The circuit is relatively simple. A short to ground causes a voltage divider to produce a fraction of the battery voltage and a FET to conduct that fractional voltage to a VCO via a high-gain amplifier. The VCO converts voltage to frequency, and an audio amplifier feeds it to the speakers.
The two amplifiers and the VCO require two dual op-amp chips. The original schematic sends the output to some relatively high-impedance headphones. To drive more practical ones, the circuit can drop one op amp and use another FET and a separate battery.
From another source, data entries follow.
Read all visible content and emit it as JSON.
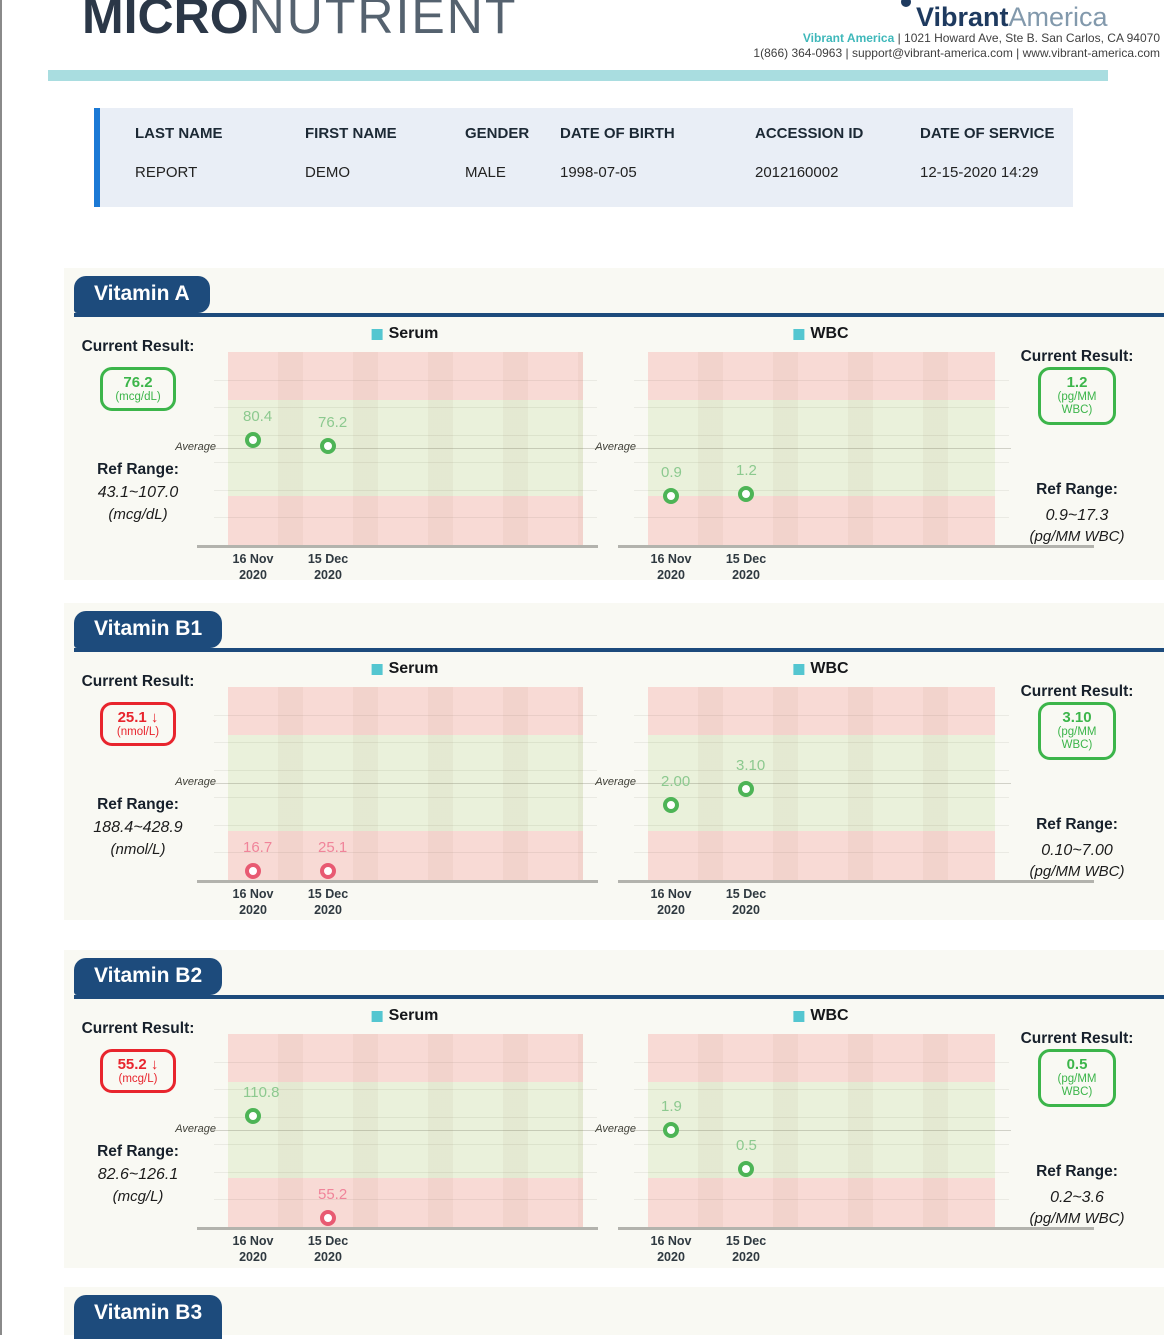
{
  "theme": {
    "navy": "#1d4b7c",
    "teal_bar": "#a9dde0",
    "legend_teal": "#54c6d0",
    "green": "#3cb54a",
    "red": "#e8252d",
    "dot_green": "#4db456",
    "dot_red": "#e85a72",
    "label_green": "#8cc98f",
    "label_red": "#f0849a",
    "patient_bar_blue": "#1b79d5"
  },
  "header": {
    "logo_bold": "MICRO",
    "logo_light": "NUTRIENT",
    "brand_bold": "Vibrant",
    "brand_light": "America",
    "address_brand": "Vibrant America",
    "address_rest": " | 1021 Howard Ave, Ste B. San Carlos, CA 94070",
    "contact_line": "1(866) 364-0963 | support@vibrant-america.com | www.vibrant-america.com"
  },
  "patient": {
    "columns": [
      {
        "label": "LAST NAME",
        "value": "REPORT"
      },
      {
        "label": "FIRST NAME",
        "value": "DEMO"
      },
      {
        "label": "GENDER",
        "value": "MALE"
      },
      {
        "label": "DATE OF BIRTH",
        "value": "1998-07-05"
      },
      {
        "label": "ACCESSION ID",
        "value": "2012160002"
      },
      {
        "label": "DATE OF SERVICE",
        "value": "12-15-2020 14:29"
      }
    ]
  },
  "sections": [
    {
      "title": "Vitamin A",
      "serum": {
        "current_label": "Current Result:",
        "current_value": "76.2",
        "current_unit": "(mcg/dL)",
        "current_status": "normal",
        "ref_label": "Ref Range:",
        "ref_range": "43.1~107.0",
        "ref_unit": "(mcg/dL)",
        "legend": "Serum",
        "average_label": "Average"
      },
      "wbc": {
        "current_label": "Current Result:",
        "current_value": "1.2",
        "current_unit": "(pg/MM WBC)",
        "current_status": "normal",
        "ref_label": "Ref Range:",
        "ref_range": "0.9~17.3",
        "ref_unit": "(pg/MM WBC)",
        "legend": "WBC",
        "average_label": "Average"
      }
    },
    {
      "title": "Vitamin B1",
      "serum": {
        "current_label": "Current Result:",
        "current_value": "25.1 ↓",
        "current_unit": "(nmol/L)",
        "current_status": "low",
        "ref_label": "Ref Range:",
        "ref_range": "188.4~428.9",
        "ref_unit": "(nmol/L)",
        "legend": "Serum",
        "average_label": "Average"
      },
      "wbc": {
        "current_label": "Current Result:",
        "current_value": "3.10",
        "current_unit": "(pg/MM WBC)",
        "current_status": "normal",
        "ref_label": "Ref Range:",
        "ref_range": "0.10~7.00",
        "ref_unit": "(pg/MM WBC)",
        "legend": "WBC",
        "average_label": "Average"
      }
    },
    {
      "title": "Vitamin B2",
      "serum": {
        "current_label": "Current Result:",
        "current_value": "55.2 ↓",
        "current_unit": "(mcg/L)",
        "current_status": "low",
        "ref_label": "Ref Range:",
        "ref_range": "82.6~126.1",
        "ref_unit": "(mcg/L)",
        "legend": "Serum",
        "average_label": "Average"
      },
      "wbc": {
        "current_label": "Current Result:",
        "current_value": "0.5",
        "current_unit": "(pg/MM WBC)",
        "current_status": "normal",
        "ref_label": "Ref Range:",
        "ref_range": "0.2~3.6",
        "ref_unit": "(pg/MM WBC)",
        "legend": "WBC",
        "average_label": "Average"
      }
    },
    {
      "title": "Vitamin B3",
      "partial": true
    }
  ],
  "chart_data": [
    {
      "type": "scatter",
      "panel": "Vitamin A",
      "series": "Serum",
      "x": [
        "16 Nov 2020",
        "15 Dec 2020"
      ],
      "values": [
        80.4,
        76.2
      ],
      "value_labels": [
        "80.4",
        "76.2"
      ],
      "ref_range": [
        43.1,
        107.0
      ],
      "unit": "mcg/dL",
      "bands": "below-range red / in-range green / above-range red",
      "legend_position": "top"
    },
    {
      "type": "scatter",
      "panel": "Vitamin A",
      "series": "WBC",
      "x": [
        "16 Nov 2020",
        "15 Dec 2020"
      ],
      "values": [
        0.9,
        1.2
      ],
      "value_labels": [
        "0.9",
        "1.2"
      ],
      "ref_range": [
        0.9,
        17.3
      ],
      "unit": "pg/MM WBC",
      "bands": "below-range red / in-range green / above-range red",
      "legend_position": "top"
    },
    {
      "type": "scatter",
      "panel": "Vitamin B1",
      "series": "Serum",
      "x": [
        "16 Nov 2020",
        "15 Dec 2020"
      ],
      "values": [
        16.7,
        25.1
      ],
      "value_labels": [
        "16.7",
        "25.1"
      ],
      "ref_range": [
        188.4,
        428.9
      ],
      "unit": "nmol/L",
      "bands": "below-range red / in-range green / above-range red",
      "legend_position": "top"
    },
    {
      "type": "scatter",
      "panel": "Vitamin B1",
      "series": "WBC",
      "x": [
        "16 Nov 2020",
        "15 Dec 2020"
      ],
      "values": [
        2.0,
        3.1
      ],
      "value_labels": [
        "2.00",
        "3.10"
      ],
      "ref_range": [
        0.1,
        7.0
      ],
      "unit": "pg/MM WBC",
      "bands": "below-range red / in-range green / above-range red",
      "legend_position": "top"
    },
    {
      "type": "scatter",
      "panel": "Vitamin B2",
      "series": "Serum",
      "x": [
        "16 Nov 2020",
        "15 Dec 2020"
      ],
      "values": [
        110.8,
        55.2
      ],
      "value_labels": [
        "110.8",
        "55.2"
      ],
      "ref_range": [
        82.6,
        126.1
      ],
      "unit": "mcg/L",
      "bands": "below-range red / in-range green / above-range red",
      "legend_position": "top"
    },
    {
      "type": "scatter",
      "panel": "Vitamin B2",
      "series": "WBC",
      "x": [
        "16 Nov 2020",
        "15 Dec 2020"
      ],
      "values": [
        1.9,
        0.5
      ],
      "value_labels": [
        "1.9",
        "0.5"
      ],
      "ref_range": [
        0.2,
        3.6
      ],
      "unit": "pg/MM WBC",
      "bands": "below-range red / in-range green / above-range red",
      "legend_position": "top"
    }
  ]
}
Of course, you have many design choices, especially for the audio amplification. There are plenty of VCO circuits, or you could probably substitute a small microcontroller with an A/D converter and PWM output. Yes, you can also make a VCO with a 555.
VCOs are common because they are at the heart of PLLs.

There’s a somewhat fascinating continuity checker here> https://archive.org/details/EA1989/EA%201989-01%20January/page/n69/mode/1up
I feel it’d be a great automotive tool if it could also tell you if things are grounded or powered etc.
https://www.youtube.com/PowerProbeInc/videos
I still have a Beepo that is like 35 years old.
Cue hundreds of comments telling about the Testofon or Contitest or many other beepers that do this and more with only 3 transistors (two garden variety NPNs and a PNP)
Since resistance drives frequency, it should also be able to measure capacitance, leakage current, diodes and transistors.
This is one of the best measurement devices. If you’re fixing stuff, Ballpark is all you need and this instrument will tell that in incredibly short time and you don’t even have to take your eyes of the probes.
IMO the very best continuity tester is an old seatbelt buzzer from a vintage Detroit car. Add a 9V battery and two test leads-Done. Loud enough to troubleshoot at a distance and the current draw is helpful troubleshooting.
9005 or 9006 headlight bulb for high amp circuit integrity check, 3057 for medium stuff, 194 for low (relay coils & solenoids)…
“…you could probably substitute a small microcontroller …”
So the new “Can you make it with a 555?” or ‘Does it play D00M?” is “Can you make it with [e.g.] an Arduino?”? Or “Can you make it with [e.g.] an Arduino that plays D00M?”
I say “[e.g.]” because I’m increasingly using ESP32’s, but with the Arduino IDE because I’m lazy. Don’t take away my glider T-shirt please.
since i only use that continuity tester function for very low resistance connections, it would be nice if the tone was scaled in such a way that the entire range of resistances from 0 ohm to 0.1 ohm was spread across an octave or two of tones. that way i could have a sense of how long the trace i was measuring ran or whether a short was very close by. still, with my experience i know that most of the resistance detected across low-resistance measurements are between my probe(s) and whatever it is I have pressed it (them) against.
If I’m understanding correctly, you could get that by changing the value of R1. The schematic already lists 43k for measuring 0 to 24 ohms vs 4k3 for measuring 0 to 2.4 ohms; maybe you want R1 to be a 220 ohm resistor.
Disclosure: I am not an EE, and was commenting partly to express my thanks for a schematic I find far more helpful than most schematics.
Polar Instruments has been making the Tone Ohm 950 test fixture for years with this function as well as a plane short circuit test. Its saved countless hours finding shorted smt components on densely packed PCBs.